Register a Service Principal Name (SPN) for a Report Server
Topic Status: Some information in this topic is preview and subject to change in future releases. Preview information describes new features or changes to existing features in Microsoft SQL Server 2016 Community Technology Preview 2 (CTP2).
If you are deploying Reporting Services in a network that uses the Kerberos protocol for mutual authentication, you must create a Service Principal Name (SPN) for the Report Server service if you configure it to run as a domain user account.
An SPN is a unique identifier for a service on a network that uses Kerberos authentication. It consists of a service class, a host name, and a port. On a network that uses Kerberos authentication, an SPN for the server must be registered under either a built-in computer account (such as NetworkService or LocalSystem) or user account. SPNs are registered for built-in accounts automatically. However, when you run a service under a domain user account, you must manually register the SPN for the account you want to use.
To create an SPN, you can use the SetSPN command line utility. For more information, see the following:
Service Principal Names (SPNs) SetSPN Syntax (Setspn.exe) (http://social.technet.microsoft.com/wiki/contents/articles/717.service-principal-names-spns-setspn-syntax-setspn-exe.aspx).
You must be a domain administrator to run the utility on the domain controller.
The command syntax for using SetSPN utility to create an SPN for the report server resembles the following:
Setspn -s http/<computername>.<domainname>:<port> <domain-user-account>
SetSPN is available with Windows Server. The -s argument adds a SPN after validating no duplicate exists. NOTE: -s is available in Windows Server starting with Windows Server 2008.
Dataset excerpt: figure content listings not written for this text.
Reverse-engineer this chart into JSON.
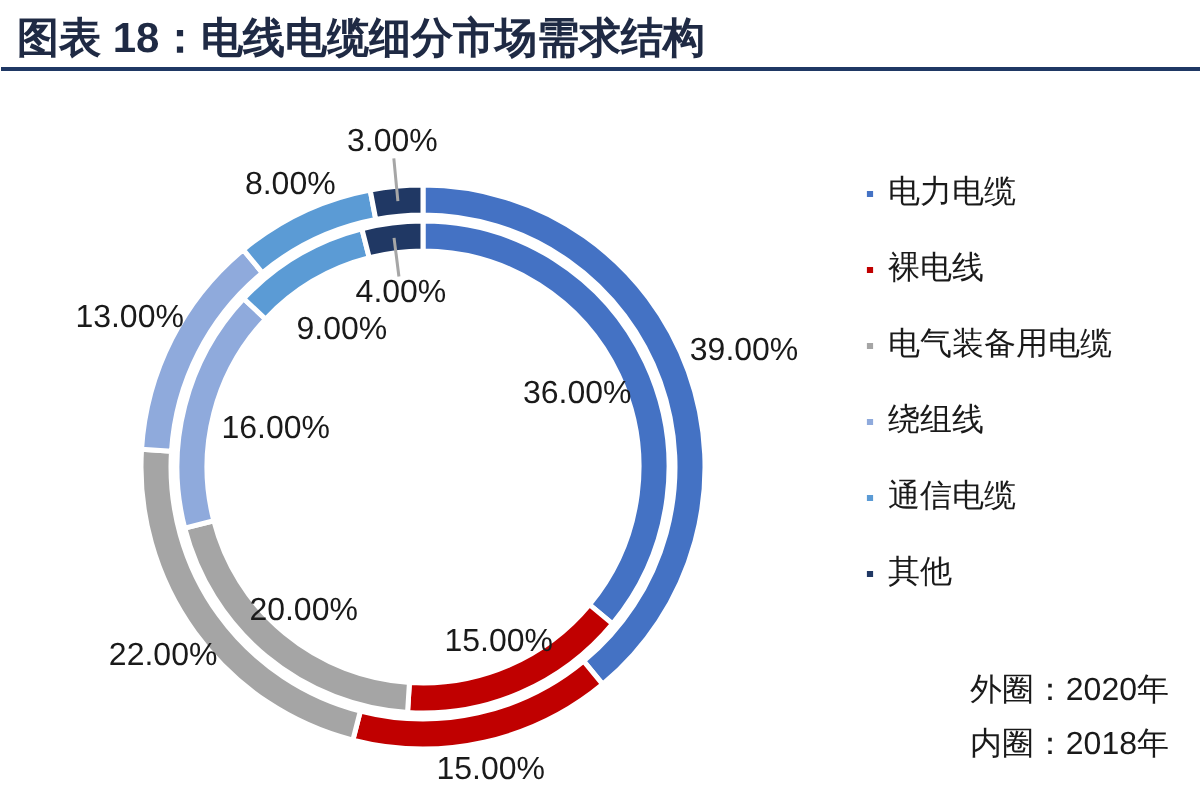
{
  "chart_data": {
    "type": "donut",
    "title": "图表 18：电线电缆细分市场需求结构",
    "categories": [
      "电力电缆",
      "裸电线",
      "电气装备用电缆",
      "绕组线",
      "通信电缆",
      "其他"
    ],
    "colors": [
      "#4472c4",
      "#c00000",
      "#a5a5a5",
      "#8faadc",
      "#5b9bd5",
      "#203864"
    ],
    "series": [
      {
        "values": [
          39,
          15,
          22,
          13,
          8,
          3
        ],
        "value_labels": [
          "39.00%",
          "15.00%",
          "22.00%",
          "13.00%",
          "8.00%",
          "3.00%"
        ]
      },
      {
        "values": [
          36,
          15,
          20,
          16,
          9,
          4
        ],
        "value_labels": [
          "36.00%",
          "15.00%",
          "20.00%",
          "16.00%",
          "9.00%",
          "4.00%"
        ]
      }
    ],
    "legend": "right",
    "annotations": [
      "外圈：2020年",
      "内圈：2018年"
    ]
  }
}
HTTP is the service class. The Report Server Web service runs in HTTP.SYS. A by-product of creating an SPN for HTTP is that all Web applications on the same computer that run in HTTP.SYS (including applications hosted in IIS) will be granted tickets based on the domain user account. If those services run under a different account, the authentication requests will fail. To avoid this problem, be sure to configure all HTTP applications to run under the same account, or consider creating host headers for each application and then creating separate SPNs for each host header. When you configure host headers, DNS changes are required regardless of the Reporting Services configuration.
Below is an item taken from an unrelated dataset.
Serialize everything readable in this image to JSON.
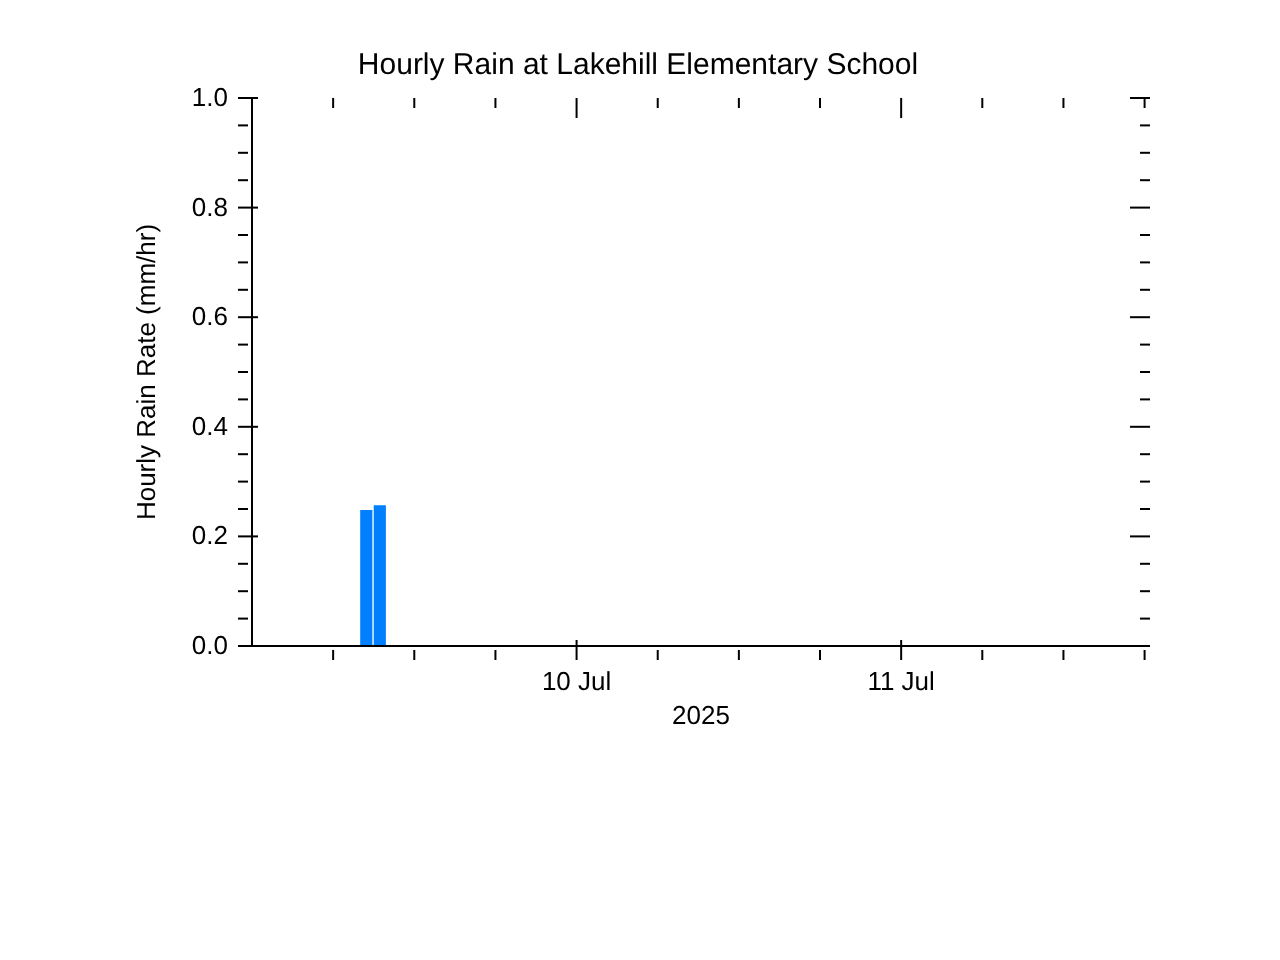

The values that you specify for <computername>, <domainname>, and <port> identify the unique network address of the computer that hosts the report server. This can be a local host name or a fully qualified domain name (FQDN). If you only have one domain and are using port 80, you can omit <domainname> and <port> from your command line. <domain-user-account> is the user account under which the Report Server service runs and for which the SPN must be registered.
To register an SPN for a Report Server service running as a domain user
Install Reporting Services and configure the Report Server service to run as a domain user account. Note that users will not be able to connect to the report server until you complete the following steps.
Log on to the domain controller as domain administrator.
Open a Command Prompt window.
Copy the following command, replacing placeholder values with actual values that are valid for your network:
Setspn -s http/<computer-name>.<domain-name>:<port> <domain-user-account>
For example: Setspn -s http/MyReportServer.MyDomain.com:80 MyDomainUser
Run the command.
Open the RsReportServer.config file and locate the <AuthenticationTypes> section.
Add <RSWindowsNegotiate/> as the first entry in this section to enable NTLM.